Low wages, pensions top labor unions’ concerns
WORKERS’ RIGHTS:The rise of industrial unions has provided healthy competition to company unions and helped improve working conditions, a survey showed
By Abraham Gerber / Staff reporter
Low salaries, inadequate retirement guarantees and low organization rates are the top concerns of the nation’s company unions, a survey released yesterday by the Taiwan Labour Front showed.
Eighty percent of unions surveyed by the organization said that low salaries were a top concern, while 57 percent cited lack of adequate retirement guarantees and 38 percent cited low union organization rates.
“If we compare the results with a similar survey we conducted in 2000, there has been a huge change. Unions then were mainly worried about foreign workers, union independence and high unemployment — wages and working hours were far down the list of priorities,” Taiwan Labor and Social Policy Research Association executive director Chang Feng-yi (張烽益) said.
“This is the result of neoliberal globalization and increasing corporate powers, which have forced back salaries,” said Lin Thung-hong (林宗弘), an associate research fellow at Academia Sinica’s Institute of Sociology. “Since 2000, we have opened up cross-strait trade and investment, and joined the WTO, which has pounded the traditional manufacturing sector and given corporations ever greater bargaining power over wages.”
Factory closings have also led to the shuttering of many unions, contributing to a sharp drop in union organization rates, he said.

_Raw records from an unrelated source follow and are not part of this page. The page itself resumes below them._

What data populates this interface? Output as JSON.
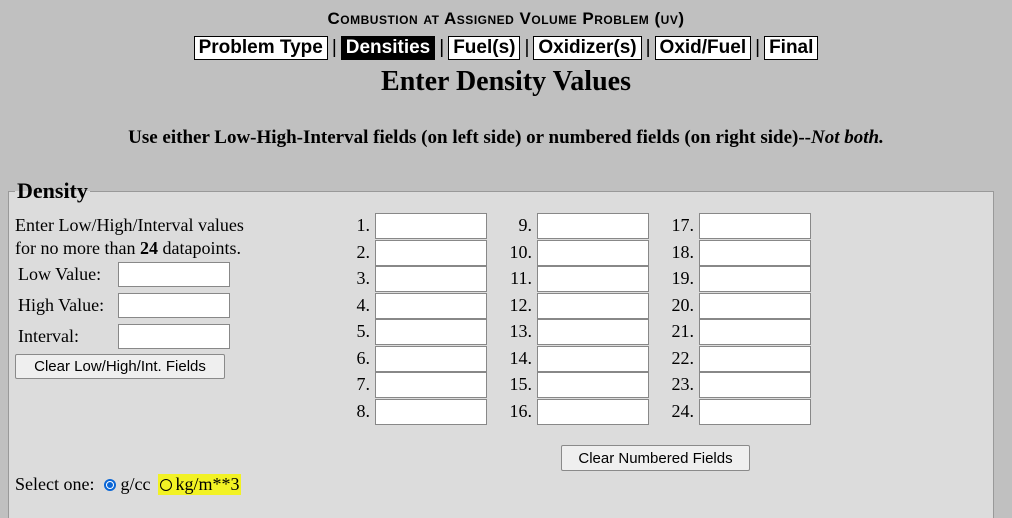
{
  "header": {
    "title": "Combustion at Assigned Volume Problem (uv)",
    "separator": "|",
    "tabs": [
      {
        "label": "Problem Type",
        "active": false
      },
      {
        "label": "Densities",
        "active": true
      },
      {
        "label": "Fuel(s)",
        "active": false
      },
      {
        "label": "Oxidizer(s)",
        "active": false
      },
      {
        "label": "Oxid/Fuel",
        "active": false
      },
      {
        "label": "Final",
        "active": false
      }
    ]
  },
  "main": {
    "section_title": "Enter Density Values",
    "instruction_text": "Use either Low-High-Interval fields (on left side) or numbered fields (on right side)--",
    "instruction_emphasis": "Not both."
  },
  "density": {
    "legend": "Density",
    "left_text_line1": "Enter Low/High/Interval values",
    "left_text_line2_prefix": "for no more than ",
    "left_text_max": "24",
    "left_text_line2_suffix": " datapoints.",
    "low_label": "Low Value:",
    "high_label": "High Value:",
    "interval_label": "Interval:",
    "low_value": "",
    "high_value": "",
    "interval_value": "",
    "clear_lhi_label": "Clear Low/High/Int. Fields",
    "clear_numbered_label": "Clear Numbered Fields",
    "numbered_labels": [
      "1.",
      "2.",
      "3.",
      "4.",
      "5.",
      "6.",
      "7.",
      "8.",
      "9.",
      "10.",
      "11.",
      "12.",
      "13.",
      "14.",
      "15.",
      "16.",
      "17.",
      "18.",
      "19.",
      "20.",
      "21.",
      "22.",
      "23.",
      "24."
    ],
    "numbered_values": [
      "",
      "",
      "",
      "",
      "",
      "",
      "",
      "",
      "",
      "",
      "",
      "",
      "",
      "",
      "",
      "",
      "",
      "",
      "",
      "",
      "",
      "",
      "",
      ""
    ],
    "select_label": "Select one:",
    "unit_options": [
      {
        "label": "g/cc",
        "checked": true
      },
      {
        "label": "kg/m**3",
        "checked": false
      }
    ],
    "highlight_color": "#f2f224",
    "radio_color": "#0a66d6"
  }
}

Enhancing prohibitions against illegal behavior, passing a minimum wage and reducing working hours topped policy concerns of unions in the survey, which also found that 27 percent of the unions had never negotiated a collective bargaining agreement, while only 36 percent believed the agreement they had signed was effective.
More than 70 percent of company unions said that the new industrial unions, which have become increasingly prominent since 2010 amendments to the Labor Union Act (工會法), have helped increase organization rates, with more than half stating that the new unions have provided healthy competition and helped improve labor conditions.
Kuan Shao-chun (管紹君), executive secretary of Bank SinoPac’s company union, said that industrial unions were sometimes more effective in mobilizing workers because their officials are not necessarily employed by the same company as the workers they mobilize, making them less vulnerable to pressure and cooption.
The survey was sent to all 895 company unions registered with local governments, with a response rate of 20 percent.